Kipling did not excel adequately in his schooling to get a scholarship to Oxford, and his parents were not wealthy enough to finance extended education. Therefore, his father procured a position for him back in India as the assistant editor of a small newspaper in Lahore. About his return to India, he said, “my English years fell away, nor ever, I think, came back in full strength.”
Kipling was consumed with his roll at The Civil & Military Gazette in Lahore which he called his “mistress and own true love.” His need to write became insatiable. In 1866, he put out his first collection of verse, Departmental Ditties, and was given more creative freedom contributing short stories to the paper. He became noted for being continually spotted in ink. He just never stopped writing.

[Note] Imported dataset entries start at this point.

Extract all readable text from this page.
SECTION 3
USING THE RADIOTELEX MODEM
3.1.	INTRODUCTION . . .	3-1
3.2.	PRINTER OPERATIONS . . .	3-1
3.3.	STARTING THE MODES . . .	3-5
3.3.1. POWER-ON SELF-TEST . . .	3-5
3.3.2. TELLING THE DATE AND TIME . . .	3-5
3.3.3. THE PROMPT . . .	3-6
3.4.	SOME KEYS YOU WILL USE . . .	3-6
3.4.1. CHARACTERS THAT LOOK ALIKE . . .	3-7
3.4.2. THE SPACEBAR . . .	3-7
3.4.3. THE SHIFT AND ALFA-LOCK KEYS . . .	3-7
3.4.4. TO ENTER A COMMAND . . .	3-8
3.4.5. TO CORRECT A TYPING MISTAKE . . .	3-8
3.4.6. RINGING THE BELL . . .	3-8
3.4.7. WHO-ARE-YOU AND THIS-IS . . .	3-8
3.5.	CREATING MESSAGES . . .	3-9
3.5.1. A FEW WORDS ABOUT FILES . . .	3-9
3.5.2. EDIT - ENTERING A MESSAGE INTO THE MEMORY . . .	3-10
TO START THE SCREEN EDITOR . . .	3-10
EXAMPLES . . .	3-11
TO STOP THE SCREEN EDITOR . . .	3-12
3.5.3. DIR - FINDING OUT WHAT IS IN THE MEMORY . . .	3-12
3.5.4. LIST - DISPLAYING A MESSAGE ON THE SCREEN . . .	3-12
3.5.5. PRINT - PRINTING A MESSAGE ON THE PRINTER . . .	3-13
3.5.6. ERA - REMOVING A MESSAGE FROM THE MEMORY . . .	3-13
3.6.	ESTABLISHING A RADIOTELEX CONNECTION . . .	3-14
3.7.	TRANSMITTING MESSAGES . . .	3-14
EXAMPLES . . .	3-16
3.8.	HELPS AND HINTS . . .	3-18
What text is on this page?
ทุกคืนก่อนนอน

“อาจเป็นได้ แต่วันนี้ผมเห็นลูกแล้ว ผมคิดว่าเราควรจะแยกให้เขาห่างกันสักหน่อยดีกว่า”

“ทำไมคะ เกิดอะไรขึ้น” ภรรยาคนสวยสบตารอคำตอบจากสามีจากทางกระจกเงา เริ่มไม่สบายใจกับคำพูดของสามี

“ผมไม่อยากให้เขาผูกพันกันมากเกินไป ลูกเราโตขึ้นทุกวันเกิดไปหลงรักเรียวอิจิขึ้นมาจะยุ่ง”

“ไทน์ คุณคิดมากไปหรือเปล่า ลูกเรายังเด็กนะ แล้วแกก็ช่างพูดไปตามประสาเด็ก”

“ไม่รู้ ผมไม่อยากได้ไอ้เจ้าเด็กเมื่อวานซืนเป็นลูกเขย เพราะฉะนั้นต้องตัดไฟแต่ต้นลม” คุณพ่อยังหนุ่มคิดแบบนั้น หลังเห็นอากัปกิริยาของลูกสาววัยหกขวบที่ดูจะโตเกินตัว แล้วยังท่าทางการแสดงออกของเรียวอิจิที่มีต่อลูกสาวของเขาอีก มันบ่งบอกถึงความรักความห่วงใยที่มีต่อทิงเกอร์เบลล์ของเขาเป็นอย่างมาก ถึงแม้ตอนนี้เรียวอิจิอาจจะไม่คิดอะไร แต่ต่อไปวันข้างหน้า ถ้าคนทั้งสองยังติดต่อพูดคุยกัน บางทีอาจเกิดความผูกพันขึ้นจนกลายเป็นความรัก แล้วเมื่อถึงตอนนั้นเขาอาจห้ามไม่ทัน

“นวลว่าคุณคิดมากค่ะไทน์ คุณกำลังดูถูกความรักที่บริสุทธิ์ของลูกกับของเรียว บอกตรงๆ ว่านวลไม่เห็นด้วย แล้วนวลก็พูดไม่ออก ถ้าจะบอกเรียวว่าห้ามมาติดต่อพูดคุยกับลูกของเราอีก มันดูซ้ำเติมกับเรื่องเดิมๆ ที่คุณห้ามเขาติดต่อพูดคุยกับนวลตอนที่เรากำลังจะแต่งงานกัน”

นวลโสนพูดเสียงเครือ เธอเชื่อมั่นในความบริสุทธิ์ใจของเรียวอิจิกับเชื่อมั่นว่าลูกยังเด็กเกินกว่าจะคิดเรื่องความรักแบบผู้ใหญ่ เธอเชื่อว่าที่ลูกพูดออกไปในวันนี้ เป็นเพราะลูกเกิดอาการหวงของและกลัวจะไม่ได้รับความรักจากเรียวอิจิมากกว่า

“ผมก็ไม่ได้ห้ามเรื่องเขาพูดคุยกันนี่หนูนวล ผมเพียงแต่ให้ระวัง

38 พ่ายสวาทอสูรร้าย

In 1889, with six volumes of short stories to his credit, he returned to London, the literary center of the English empire. However, he took the long route traveling through Singapore, Hong Kong, and an extending stop in Japan where he was greatly impressed by the culture and manners and claimed to have lost his heart to a geisha. He then traveled on “weeping softly” to North America where he made extensive rounds through the United States and Canada. Along the way, he stopped unannounced at the home of Mark Twain. As he rang the doorbell, “It occurred to me for the first time that Mark Twain might possibly have other engagements other than the entertainment of escaped lunatics from India, be they ever so full of admiration.” Twain graciously sat down for a two hour conversation with the young writer.